Eyüp Yalur / Yazarın diğer makaleleri için tıklayınız
Yıllardır binlerce mevsimlik Kürt tarım işçileri ucuz işgücü olarak ve her türlü sosyal güvenceden yoksun, düşük ücretlerle zor şartlarda çadırlarda, barakalarda hiç de insani olmayan şartlarda batı illerinde yaşamlarını idame ettirmeye çalışıyorlar. Bütün bu olumsuzluklar yetmezmiş gibi birde iktidarın ve küçük ortağının kutuplaştırıcı, ötekileştirici, ırkçı politikaları tabanlarında Kürtlere ve diğer ötekileştirilenlere karşı geliştirilen toplumsal şiddet, toplumsal linçle karşı karşıya kalıyorlar.
Afyon, Ankara, Konya, Sakarya, Samsun, Trabzon, Mersin, İzmir… gibi.
Bu ırkçı şiddet sarmalı her geçen gün ülke sathına yayılmaktadır.
Bu tür ırkçı saldırılar münferit ve adli olaylar olarak değerlendirilemez.
Bir gün Samsun’da 16 yaşındaki Suriyeli Eymenh Hammamı, bir başka gün bir Kürt Konya’da, bir LBGT’li İstanbul’da, bir din adamı Malatya’da, bir Kürt kızı Deniz Poyraz İzmir HDP parti binasında katlediliyor. İşte bu ve benzeri olaylar münferit değil, organize ırkçılık ve nefret suçlarıdır.
İHD’nin verilerine göre 2010 yılından bu yana 280 ırkçı saldırıda 15 kişinin öldürüldüğü 1097 kişinin de yaralandığı belirtildi.
2020 verilerine göre ise 14 ırkçı saldırı olayında 3’ü Suriyeli çocuk olmak üzere 7 kişi öldürüldü, 32 kişi yaralandı.

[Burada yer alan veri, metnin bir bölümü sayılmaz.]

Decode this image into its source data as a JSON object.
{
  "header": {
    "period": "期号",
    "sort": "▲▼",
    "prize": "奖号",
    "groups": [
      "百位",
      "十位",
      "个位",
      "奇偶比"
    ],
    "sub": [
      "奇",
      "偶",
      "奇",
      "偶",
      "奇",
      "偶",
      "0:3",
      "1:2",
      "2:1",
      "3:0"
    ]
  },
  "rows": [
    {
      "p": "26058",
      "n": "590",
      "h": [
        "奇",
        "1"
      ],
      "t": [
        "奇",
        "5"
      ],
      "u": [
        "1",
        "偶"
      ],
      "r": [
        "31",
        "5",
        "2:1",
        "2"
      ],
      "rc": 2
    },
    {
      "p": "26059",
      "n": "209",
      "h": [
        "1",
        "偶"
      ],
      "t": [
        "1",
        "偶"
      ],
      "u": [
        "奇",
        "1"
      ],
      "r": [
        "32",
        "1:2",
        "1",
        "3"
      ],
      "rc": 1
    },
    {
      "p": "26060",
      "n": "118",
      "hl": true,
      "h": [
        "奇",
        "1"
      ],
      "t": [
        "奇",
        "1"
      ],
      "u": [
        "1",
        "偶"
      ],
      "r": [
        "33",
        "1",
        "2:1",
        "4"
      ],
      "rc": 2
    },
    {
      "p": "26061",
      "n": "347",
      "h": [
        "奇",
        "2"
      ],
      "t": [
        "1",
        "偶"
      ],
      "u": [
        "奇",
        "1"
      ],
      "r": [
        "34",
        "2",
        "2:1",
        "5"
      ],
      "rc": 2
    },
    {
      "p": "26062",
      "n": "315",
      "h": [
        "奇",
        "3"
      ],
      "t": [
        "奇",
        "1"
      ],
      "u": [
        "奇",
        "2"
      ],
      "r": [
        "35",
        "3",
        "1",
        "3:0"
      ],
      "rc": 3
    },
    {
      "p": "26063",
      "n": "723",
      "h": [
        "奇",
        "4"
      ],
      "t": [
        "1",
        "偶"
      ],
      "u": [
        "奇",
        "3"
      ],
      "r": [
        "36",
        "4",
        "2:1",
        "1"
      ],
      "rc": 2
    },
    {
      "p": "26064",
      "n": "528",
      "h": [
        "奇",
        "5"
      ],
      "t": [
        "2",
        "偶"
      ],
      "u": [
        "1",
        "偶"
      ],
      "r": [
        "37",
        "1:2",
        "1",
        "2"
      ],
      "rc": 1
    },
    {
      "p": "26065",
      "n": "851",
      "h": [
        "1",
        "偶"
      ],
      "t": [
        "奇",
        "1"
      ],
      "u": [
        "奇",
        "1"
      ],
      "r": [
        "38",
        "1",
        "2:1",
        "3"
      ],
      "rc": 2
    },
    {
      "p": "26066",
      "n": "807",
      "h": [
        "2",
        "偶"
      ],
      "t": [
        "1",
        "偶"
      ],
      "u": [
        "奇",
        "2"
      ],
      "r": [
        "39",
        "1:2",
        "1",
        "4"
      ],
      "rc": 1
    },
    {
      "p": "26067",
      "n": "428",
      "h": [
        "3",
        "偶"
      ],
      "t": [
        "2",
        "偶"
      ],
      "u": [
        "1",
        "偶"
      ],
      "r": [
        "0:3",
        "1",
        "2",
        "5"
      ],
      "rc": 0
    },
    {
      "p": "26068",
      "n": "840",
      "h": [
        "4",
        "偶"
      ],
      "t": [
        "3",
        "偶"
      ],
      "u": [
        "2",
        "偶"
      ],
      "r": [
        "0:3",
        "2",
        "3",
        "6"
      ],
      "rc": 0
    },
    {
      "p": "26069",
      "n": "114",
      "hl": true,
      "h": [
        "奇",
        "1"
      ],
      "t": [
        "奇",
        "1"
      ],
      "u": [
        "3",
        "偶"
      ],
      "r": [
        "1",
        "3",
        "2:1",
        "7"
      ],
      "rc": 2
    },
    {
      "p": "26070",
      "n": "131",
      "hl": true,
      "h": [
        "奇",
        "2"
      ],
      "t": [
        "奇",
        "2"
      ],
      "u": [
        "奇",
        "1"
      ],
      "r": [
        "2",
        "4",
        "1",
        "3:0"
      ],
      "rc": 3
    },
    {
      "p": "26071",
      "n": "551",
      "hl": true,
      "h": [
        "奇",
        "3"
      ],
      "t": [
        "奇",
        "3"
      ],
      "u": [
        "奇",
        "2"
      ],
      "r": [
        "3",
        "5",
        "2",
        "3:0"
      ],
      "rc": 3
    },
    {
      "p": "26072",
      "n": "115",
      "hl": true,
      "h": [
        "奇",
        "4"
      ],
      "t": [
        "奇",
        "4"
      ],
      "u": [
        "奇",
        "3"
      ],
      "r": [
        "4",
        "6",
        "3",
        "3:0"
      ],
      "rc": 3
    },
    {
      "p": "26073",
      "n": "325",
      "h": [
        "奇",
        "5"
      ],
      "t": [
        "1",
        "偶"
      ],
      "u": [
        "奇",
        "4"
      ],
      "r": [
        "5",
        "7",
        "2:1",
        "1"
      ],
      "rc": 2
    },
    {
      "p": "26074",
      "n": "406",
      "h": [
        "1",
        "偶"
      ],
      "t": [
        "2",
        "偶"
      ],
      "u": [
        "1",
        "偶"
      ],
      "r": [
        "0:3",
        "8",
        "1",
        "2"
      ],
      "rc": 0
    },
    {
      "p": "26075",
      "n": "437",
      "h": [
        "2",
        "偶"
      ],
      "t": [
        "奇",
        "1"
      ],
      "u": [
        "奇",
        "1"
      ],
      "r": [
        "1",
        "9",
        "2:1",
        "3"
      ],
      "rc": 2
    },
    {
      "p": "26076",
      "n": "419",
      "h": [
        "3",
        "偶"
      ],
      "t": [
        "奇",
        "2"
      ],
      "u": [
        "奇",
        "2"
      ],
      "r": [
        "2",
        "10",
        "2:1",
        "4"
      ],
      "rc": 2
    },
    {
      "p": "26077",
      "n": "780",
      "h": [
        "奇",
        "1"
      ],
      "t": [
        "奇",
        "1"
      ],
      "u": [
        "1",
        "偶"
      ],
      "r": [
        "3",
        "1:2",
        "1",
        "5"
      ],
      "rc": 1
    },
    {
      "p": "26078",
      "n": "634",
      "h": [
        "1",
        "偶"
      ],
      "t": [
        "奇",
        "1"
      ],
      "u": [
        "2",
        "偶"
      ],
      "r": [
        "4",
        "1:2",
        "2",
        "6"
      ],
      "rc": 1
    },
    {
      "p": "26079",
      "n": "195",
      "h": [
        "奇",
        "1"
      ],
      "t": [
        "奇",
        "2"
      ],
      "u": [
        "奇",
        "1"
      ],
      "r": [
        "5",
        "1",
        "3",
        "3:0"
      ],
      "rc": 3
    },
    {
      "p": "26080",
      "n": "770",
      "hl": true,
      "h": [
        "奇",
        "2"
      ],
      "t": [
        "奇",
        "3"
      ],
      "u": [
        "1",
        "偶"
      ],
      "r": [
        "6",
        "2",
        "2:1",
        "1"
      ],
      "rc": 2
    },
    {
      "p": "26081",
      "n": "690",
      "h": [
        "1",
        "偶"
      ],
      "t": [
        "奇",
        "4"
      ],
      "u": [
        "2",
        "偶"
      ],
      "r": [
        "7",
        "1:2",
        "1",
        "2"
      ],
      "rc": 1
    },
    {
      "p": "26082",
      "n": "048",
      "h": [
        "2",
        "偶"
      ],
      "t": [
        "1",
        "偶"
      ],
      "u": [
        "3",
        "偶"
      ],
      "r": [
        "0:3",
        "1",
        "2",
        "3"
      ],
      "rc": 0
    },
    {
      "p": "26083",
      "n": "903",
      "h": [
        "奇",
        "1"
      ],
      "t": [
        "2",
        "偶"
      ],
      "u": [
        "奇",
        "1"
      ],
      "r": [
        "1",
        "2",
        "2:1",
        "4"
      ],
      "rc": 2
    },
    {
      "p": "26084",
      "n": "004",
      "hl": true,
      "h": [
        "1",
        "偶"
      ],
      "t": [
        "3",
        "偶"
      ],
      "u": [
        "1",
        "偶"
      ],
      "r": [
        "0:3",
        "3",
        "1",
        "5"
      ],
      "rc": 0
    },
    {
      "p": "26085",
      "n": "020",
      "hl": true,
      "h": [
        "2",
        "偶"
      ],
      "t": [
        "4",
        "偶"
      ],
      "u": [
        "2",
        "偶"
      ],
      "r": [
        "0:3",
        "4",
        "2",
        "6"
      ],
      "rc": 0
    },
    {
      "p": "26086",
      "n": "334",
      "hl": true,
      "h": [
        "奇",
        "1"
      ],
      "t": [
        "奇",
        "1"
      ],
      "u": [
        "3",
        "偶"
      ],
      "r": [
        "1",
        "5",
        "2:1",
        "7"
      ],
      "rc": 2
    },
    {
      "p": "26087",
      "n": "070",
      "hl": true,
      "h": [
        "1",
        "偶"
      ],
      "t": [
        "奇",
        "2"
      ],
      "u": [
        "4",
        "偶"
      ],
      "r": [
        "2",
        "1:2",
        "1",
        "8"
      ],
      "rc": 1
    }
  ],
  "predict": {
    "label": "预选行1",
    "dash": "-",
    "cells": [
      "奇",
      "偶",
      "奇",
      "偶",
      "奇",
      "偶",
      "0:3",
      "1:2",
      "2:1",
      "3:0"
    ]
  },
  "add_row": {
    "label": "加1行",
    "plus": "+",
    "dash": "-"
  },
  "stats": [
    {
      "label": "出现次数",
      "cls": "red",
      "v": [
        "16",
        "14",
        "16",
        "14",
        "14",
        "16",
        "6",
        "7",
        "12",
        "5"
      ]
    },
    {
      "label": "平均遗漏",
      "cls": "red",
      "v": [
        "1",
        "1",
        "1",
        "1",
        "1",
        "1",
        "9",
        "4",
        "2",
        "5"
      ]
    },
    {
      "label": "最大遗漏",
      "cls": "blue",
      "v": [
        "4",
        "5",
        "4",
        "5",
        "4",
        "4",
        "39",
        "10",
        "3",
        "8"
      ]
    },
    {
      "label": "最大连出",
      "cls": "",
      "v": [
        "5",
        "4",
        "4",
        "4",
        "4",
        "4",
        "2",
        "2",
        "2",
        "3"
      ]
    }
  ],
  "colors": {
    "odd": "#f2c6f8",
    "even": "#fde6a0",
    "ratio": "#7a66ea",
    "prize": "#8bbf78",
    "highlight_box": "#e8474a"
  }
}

Bu ülkede artık ırkçılık sınır tanımıyor. Pamukkale Üniversitesi İktisat ve İdari Bilimler Fakültesi iktisat bölümü öğrencilerine bahar dönemi finalinde “Türk savcılığı ülkenin üst mahkemesinden hangi Kürt yanlısı ana muhalefet partisinin yasaklanmasını istedi?” “Hangi kurumun Kürt yanlısı muhalefet partisini yasaklaya bileceği” soruldu. İşte ülkenin geldiği son nokta burası.
Kürt illerindeki 15 baro yaptıkları ortak açıklamada Afyon, Konya, Ankara’daki Kürtlere yönelik ırkçı saldırıları kınadı.
Bütün demokratik hakların kullanılmasına zor kullanarak müdahale eden iktidarın ırkçılık konusunda bir müdahalesinin olmaması toplumun vicdanını yaralıyor.
Demokratik ülkelerdeki insani değerler ayaklar altına alınırsa, hukuk işlevini yitirirse ülkeyi yöneten siyasetçi ve bürokrat sağduyusunu kaybederse devlet çeteleşir, topluma ırkçılık ve ayrımcılık hakim olur.